Les chantres de l’anti-libéralisme exultent et crient victoire. Les Etats-Unis, la France, l’Allemagne, la Belgique ou encore l’Irlande ont décidé d’injecter massivement de l’argent pour renflouer les caisses de leurs établissements bancaires en difficulté.
De telles interventions sont pourtant une erreur à un double niveau. Il s’agit tout d’abord une faute morale : la socialisation des pertes après la privatisation des profits ne saurait être acceptable. Les responsables de la spéculation n’assumeront pas les conséquences de leurs actes puisque leurs établissements financiers ne seront pas rachetés à faible prix par des concurrents à la gestion plus saine. L’argent public vient éponger les erreurs individuelles et ne fait pas jouer la responsabilité, appelant à d’autres crises futures.

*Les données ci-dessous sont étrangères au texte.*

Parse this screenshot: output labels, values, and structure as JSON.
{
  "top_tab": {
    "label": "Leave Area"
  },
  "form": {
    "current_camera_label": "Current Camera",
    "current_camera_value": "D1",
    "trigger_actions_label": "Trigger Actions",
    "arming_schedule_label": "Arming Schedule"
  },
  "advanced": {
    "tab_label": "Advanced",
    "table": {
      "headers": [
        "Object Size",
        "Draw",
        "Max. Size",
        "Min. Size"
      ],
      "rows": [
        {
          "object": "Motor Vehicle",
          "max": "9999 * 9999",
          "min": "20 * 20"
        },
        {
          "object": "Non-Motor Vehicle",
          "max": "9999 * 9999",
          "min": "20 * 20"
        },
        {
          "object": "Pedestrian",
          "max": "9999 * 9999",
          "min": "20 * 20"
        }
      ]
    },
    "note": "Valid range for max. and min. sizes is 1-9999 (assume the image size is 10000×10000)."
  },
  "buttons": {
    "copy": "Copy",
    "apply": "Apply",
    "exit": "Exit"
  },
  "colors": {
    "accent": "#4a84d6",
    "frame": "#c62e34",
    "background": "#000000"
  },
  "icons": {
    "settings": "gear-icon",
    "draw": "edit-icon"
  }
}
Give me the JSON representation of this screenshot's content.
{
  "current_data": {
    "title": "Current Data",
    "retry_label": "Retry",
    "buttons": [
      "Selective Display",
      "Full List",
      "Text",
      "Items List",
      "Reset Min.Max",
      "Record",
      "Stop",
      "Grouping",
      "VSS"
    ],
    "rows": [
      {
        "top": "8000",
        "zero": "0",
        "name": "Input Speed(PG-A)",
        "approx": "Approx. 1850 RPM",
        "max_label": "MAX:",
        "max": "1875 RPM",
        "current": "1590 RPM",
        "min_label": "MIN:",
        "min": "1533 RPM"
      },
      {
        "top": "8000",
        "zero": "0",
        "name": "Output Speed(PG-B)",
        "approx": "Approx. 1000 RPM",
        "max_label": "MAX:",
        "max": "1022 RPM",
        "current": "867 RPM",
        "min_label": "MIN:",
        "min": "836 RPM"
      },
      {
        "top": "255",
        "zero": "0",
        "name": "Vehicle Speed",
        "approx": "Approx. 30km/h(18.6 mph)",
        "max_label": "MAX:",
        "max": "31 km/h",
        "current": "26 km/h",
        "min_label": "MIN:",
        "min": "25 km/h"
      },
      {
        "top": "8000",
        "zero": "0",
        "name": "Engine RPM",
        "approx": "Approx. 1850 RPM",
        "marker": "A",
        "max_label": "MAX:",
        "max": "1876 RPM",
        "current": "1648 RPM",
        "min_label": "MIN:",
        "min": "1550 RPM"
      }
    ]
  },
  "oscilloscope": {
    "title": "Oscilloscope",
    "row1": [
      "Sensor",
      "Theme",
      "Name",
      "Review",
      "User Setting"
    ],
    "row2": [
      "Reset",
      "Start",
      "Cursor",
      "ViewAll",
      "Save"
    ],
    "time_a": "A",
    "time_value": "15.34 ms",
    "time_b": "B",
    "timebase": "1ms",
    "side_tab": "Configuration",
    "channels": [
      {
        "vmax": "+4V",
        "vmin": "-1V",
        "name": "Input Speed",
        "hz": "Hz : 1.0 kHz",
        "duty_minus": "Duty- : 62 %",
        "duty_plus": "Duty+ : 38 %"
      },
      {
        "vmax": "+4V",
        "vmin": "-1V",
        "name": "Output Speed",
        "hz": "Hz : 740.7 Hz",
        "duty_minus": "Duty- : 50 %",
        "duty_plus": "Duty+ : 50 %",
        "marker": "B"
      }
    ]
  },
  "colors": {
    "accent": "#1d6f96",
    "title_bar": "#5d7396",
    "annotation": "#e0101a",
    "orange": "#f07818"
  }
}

Il s’agit ensuite d’une erreur économique : l’argent public provient de l’endettement et des prélèvements obligatoire. L’argent ainsi injecté dans les établissements bancaires manquera à l’économie réelle et accentuera l’effet de la crise. Alors que l’endettement français atteint déjà près de 2 000 milliards et que le service de la dette est déjà le 2ème budget de l’Etat, augmenter l’endettement est irresponsable.
Les dirigeants politiques souhaitent donner ainsi l’illusion de l’action. Utiliser l’agent public pour « sauver » une banque est certainement plus valorisant pour un Président que d’admettre que l’intervention sera non seulement inefficace mais surtout néfaste. Nos dirigeants manquent de sang froid et préfèrent une efficacité électorale de court terme à une efficacité économique de moyen et long terme.
L’heure n’est pourtant plus aujourd’hui à l’interventionnisme inefficace. Alors que la récession s’impose un peu plus chaque jour, il devient urgent de mettre en place les vraies réformes qui pourront permettre à notre pays de rendre cette crise moins durable. Si le gouvernement veut vraiment lutter contre la crise, qu’il réalise enfin les réformes du marché du travail, de la sécurité sociale et des retraites, qui sont aujourd’hui autant de poids sur notre économie qui l’empêcheront de redémarrer.